Before going head, let us read the section 50. Section 50(1) of the CGST states “Every person who is liable to pay tax in accordance with the provisions of this Act or the rules made thereunder, but fails to pay the tax or any part thereof to the Government within the period prescribed, shall for the period for which the tax or any part thereof remains unpaid, pay, on his own, interest at such rate, not exceeding eighteen per cent., as may be notified by the Government on the recommendations of the Council.”
Further proviso to s.50(1) inserted vide Finance (no. 2) Act, 2019 from the date to be notified which read as “Provided that the interest on tax payable in respect of supplies made during a tax period and declared in the return for the said period furnished after the due date in accordance with the provisions of section 39, except where such return is furnished after commencement of any proceedings under section 73 or section 74 in respect of the said period, shall be levied on that portion of the tax that is paid by debiting the electronic cash ledger.”
Almost considerable time has elapsed since insertion of proviso to S.50(1), however the same is not being notified yet.
Recently, the department has started issuing notice to taxpayer for payment of interest calculated on gross tax liability. Also, CBIC, in its series of tweet, has justifies the same on the ground that, pending the notification, GST laws permits the calculation of interest in case of delayed payment on gross tax liability and also relied on the judgement of Telangana High Court decision in case of Megha Engineering & Infrastructure Limited where in it was held that interest u/s. 50(1) was chargeable on the gross tax liability. The said judgement was pronounced before proviso to S.50(1) was inserted by Finance (no. 2) Act, 2019.

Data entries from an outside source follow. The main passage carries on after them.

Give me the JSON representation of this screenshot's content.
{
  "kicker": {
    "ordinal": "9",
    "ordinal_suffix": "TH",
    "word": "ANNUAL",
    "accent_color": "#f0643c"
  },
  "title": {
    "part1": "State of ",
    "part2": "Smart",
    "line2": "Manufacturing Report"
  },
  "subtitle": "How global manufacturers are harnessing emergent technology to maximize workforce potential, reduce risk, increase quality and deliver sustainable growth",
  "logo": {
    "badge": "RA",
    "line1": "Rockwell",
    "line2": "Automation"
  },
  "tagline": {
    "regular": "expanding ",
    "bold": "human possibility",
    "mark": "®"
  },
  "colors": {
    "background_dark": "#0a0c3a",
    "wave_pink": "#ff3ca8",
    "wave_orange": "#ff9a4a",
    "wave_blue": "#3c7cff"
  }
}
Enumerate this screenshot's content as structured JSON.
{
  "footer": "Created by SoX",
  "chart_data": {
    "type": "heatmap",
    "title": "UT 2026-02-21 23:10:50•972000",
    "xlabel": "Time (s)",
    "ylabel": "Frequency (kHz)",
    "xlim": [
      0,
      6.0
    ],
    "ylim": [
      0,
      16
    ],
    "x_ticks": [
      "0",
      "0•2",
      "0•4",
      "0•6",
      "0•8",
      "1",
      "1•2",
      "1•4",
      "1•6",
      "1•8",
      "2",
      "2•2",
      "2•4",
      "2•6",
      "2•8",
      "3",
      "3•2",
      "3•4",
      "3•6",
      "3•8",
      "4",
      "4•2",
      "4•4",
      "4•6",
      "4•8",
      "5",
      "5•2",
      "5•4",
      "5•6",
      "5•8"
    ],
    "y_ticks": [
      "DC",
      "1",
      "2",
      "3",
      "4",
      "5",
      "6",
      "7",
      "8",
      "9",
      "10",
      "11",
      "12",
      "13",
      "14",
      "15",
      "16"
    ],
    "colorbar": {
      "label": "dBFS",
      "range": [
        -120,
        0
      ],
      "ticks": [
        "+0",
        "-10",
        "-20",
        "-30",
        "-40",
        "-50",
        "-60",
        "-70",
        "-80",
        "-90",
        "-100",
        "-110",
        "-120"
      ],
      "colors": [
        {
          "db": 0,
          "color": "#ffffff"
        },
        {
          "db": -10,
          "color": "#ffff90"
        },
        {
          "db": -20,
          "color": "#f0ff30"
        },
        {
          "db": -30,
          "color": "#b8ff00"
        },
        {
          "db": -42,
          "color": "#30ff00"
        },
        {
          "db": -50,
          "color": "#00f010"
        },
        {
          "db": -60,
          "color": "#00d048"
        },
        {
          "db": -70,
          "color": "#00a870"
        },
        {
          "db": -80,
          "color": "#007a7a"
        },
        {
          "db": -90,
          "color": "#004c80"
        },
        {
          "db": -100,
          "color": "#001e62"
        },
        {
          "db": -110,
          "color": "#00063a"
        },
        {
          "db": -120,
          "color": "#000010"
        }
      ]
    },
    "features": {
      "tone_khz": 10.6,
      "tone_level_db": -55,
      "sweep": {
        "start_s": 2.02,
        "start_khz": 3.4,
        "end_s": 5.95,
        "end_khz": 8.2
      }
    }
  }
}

However, Recently, Madras High Court in its judgement pronounced on 06.01.2020 in case of Reflex Industries Limited (TS-89-HC-2020(MAD)-NT), has held that interest u/s. 50(1) is chargeable on net tax liability i.e on tax payment in cash after the netting of the ITC available and not on Gross Tax liability.
It is imperative by the CBIC to justify the charging of interest on gross tax liability, where even in erstwhile statutes, the interest was charged in net amount and not gross amount.
To avoid blocking of tax money in prolonged litigation, government should issue notification to aforesaid amendment retrospectively at earliest.
We hope that Government would walk on one of the important themes of its Economic Survey 2019 – 20 that the nation must respect businessmen as they create wealth and also jobs, which is the need of the hour and essential for boosting economic growth in sustained manner.